Create Intelligent Conversations: QA RAG Chatbot Tutorial with LangChain.js + Azure

Published On Thu Mar 13 2025
Create Intelligent Conversations: QA RAG Chatbot Tutorial with LangChain.js + Azure

Create your own QA RAG Chatbot with LangChain.js + Azure ...

In this tutorial, we will guide you through building a Question-Answering RAG Chat Web App using Node.js, HTML, CSS, and JS. To enhance the functionality, we will also incorporate Langchain.js, Azure OpenAI, and MongoDB Vector Store for a seamless experience.

What you will need:

In order to get started, you will need to fork and clone the GitHub repository for this project.

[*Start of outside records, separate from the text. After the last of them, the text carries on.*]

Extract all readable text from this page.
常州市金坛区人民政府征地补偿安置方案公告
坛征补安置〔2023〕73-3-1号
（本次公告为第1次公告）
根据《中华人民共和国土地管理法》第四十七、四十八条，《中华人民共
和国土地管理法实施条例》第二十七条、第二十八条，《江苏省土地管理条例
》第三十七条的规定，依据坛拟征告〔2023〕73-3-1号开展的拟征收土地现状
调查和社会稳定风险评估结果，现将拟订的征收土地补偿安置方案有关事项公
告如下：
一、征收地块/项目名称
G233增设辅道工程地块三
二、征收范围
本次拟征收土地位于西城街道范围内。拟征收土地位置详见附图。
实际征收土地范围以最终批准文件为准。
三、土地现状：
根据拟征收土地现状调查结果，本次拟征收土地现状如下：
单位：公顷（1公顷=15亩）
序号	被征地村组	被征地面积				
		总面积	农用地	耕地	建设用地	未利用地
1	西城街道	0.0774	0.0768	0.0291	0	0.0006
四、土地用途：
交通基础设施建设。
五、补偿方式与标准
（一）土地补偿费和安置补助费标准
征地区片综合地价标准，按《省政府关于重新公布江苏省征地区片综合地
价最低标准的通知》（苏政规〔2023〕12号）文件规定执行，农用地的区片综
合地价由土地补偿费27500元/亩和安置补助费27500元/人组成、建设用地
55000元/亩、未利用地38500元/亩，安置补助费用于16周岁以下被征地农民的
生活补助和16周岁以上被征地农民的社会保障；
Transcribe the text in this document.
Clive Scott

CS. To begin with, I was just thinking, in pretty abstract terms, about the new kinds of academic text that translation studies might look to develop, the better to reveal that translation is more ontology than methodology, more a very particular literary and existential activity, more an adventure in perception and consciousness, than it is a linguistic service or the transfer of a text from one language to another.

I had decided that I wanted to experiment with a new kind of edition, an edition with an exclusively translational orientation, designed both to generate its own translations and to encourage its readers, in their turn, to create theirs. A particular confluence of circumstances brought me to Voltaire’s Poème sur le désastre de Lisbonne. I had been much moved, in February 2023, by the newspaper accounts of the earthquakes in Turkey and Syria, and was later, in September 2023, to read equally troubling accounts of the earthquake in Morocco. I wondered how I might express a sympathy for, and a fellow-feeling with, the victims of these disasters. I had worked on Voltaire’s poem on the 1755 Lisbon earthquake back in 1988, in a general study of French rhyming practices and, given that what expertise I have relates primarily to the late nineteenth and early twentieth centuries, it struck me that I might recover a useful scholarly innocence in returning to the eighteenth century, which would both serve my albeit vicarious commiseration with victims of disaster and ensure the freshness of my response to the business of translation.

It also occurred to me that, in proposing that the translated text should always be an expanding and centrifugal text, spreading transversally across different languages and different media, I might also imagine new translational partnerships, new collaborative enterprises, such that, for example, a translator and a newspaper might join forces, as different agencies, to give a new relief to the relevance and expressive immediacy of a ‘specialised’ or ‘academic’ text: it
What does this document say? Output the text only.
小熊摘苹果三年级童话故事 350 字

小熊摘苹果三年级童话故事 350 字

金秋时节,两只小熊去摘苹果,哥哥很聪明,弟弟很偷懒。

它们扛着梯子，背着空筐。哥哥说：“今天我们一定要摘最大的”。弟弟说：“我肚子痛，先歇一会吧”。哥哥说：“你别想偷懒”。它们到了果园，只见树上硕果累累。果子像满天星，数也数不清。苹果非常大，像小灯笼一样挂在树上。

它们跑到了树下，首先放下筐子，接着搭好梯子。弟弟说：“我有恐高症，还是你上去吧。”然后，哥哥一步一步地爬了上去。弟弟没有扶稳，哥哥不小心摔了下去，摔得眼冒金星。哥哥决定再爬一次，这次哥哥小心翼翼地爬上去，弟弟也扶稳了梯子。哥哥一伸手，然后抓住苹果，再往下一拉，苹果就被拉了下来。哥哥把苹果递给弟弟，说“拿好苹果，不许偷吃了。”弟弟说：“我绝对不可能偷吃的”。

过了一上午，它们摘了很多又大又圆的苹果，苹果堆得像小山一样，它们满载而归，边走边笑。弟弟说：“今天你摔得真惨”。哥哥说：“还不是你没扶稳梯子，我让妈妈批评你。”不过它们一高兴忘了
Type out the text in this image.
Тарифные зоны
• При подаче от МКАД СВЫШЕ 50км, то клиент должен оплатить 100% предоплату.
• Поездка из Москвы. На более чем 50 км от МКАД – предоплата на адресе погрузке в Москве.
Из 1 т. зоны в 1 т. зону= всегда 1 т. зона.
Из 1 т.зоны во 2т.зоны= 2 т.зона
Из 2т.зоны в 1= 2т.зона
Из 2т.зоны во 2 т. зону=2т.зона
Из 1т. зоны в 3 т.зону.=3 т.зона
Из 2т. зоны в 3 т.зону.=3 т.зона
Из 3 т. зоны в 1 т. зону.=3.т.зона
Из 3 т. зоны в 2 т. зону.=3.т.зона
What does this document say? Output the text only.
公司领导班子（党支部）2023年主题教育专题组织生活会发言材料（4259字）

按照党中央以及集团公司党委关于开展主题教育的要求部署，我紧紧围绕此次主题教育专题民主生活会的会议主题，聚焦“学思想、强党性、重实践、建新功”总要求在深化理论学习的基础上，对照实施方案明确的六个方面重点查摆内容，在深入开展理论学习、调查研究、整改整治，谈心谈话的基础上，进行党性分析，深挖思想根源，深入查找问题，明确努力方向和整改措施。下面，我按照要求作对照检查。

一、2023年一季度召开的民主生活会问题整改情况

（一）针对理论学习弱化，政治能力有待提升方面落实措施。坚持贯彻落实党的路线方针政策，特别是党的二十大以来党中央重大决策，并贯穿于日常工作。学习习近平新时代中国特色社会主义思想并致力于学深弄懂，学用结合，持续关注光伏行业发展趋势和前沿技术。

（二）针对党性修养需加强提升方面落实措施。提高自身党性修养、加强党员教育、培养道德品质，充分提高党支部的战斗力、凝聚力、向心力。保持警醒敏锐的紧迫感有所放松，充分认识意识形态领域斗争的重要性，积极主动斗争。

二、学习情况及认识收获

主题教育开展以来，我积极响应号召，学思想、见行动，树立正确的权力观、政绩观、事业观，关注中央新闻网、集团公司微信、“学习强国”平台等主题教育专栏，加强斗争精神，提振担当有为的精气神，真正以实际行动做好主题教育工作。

You can find the repository by following this link. Make sure to check the README.md file for detailed instructions on setting up the Node.js application.

Create Resources that you Need:

Before proceeding, ensure you have Azure CLI or Azure Developer CLI installed on your computer. Follow the steps outlined in the README.md file to create the necessary Azure resources using Azure CLI.

If you prefer using Azure Developer CLI, you can execute the command provided in the README.md file for login. Remember to update the .env file with the required values for Azure OpenAI instance, Azure models, and API Keys.

Setting Up MongoDB

Once you have accessed your MongoDB account, obtain the URI link to your database and add it to the .env file. Include the database name and vector store collection name that you specified while creating your indexes for vector search.

Running the Project

To run this Node.js project, simply start the project using the specified command.

The Vector Store

In this project, we utilize a MongoDB store to store word embeddings. These embeddings are created from the embeddings model instance on Azure AI Foundry and then stored in the vector store in MongoDB. The provided code snippets demonstrate the process of storing embeddings in the vector store.

Langchain Logo

The integration of Azure OpenAI's GPT-4o with MongoDB Vector Search through LangChain.js enables Question Answering (QA) functionality. The system leverages an LLM (Large Language Model) to retrieve information from a vectorized database, ensuring accurate responses. Azure OpenAI Embeddings convert text into dense vector representations, enabling semantic search within MongoDB.

Azure AI Chat Completion Model

The model used in this implementation provides chat completion functionalities. Refer to the code snippet provided for more details.

Using a Runnable Sequence to give out Chat Output

This section illustrates how a runnable sequence can be utilized to generate responses based on the output format and parser specifications.

Azure OpenAI Service

To interact with the chatbot, navigate to your BASE_URL with the specified port to run the frontend code. The chatbot, developed using HTML, CSS, and JS, functions by sending user queries via fetch API to receive responses.

Conclusion

Thank you for exploring this tutorial on creating a QA RAG Chatbot using LangChain.js and Azure technologies. Dive into the code, experiment, and expand your knowledge in this exciting field.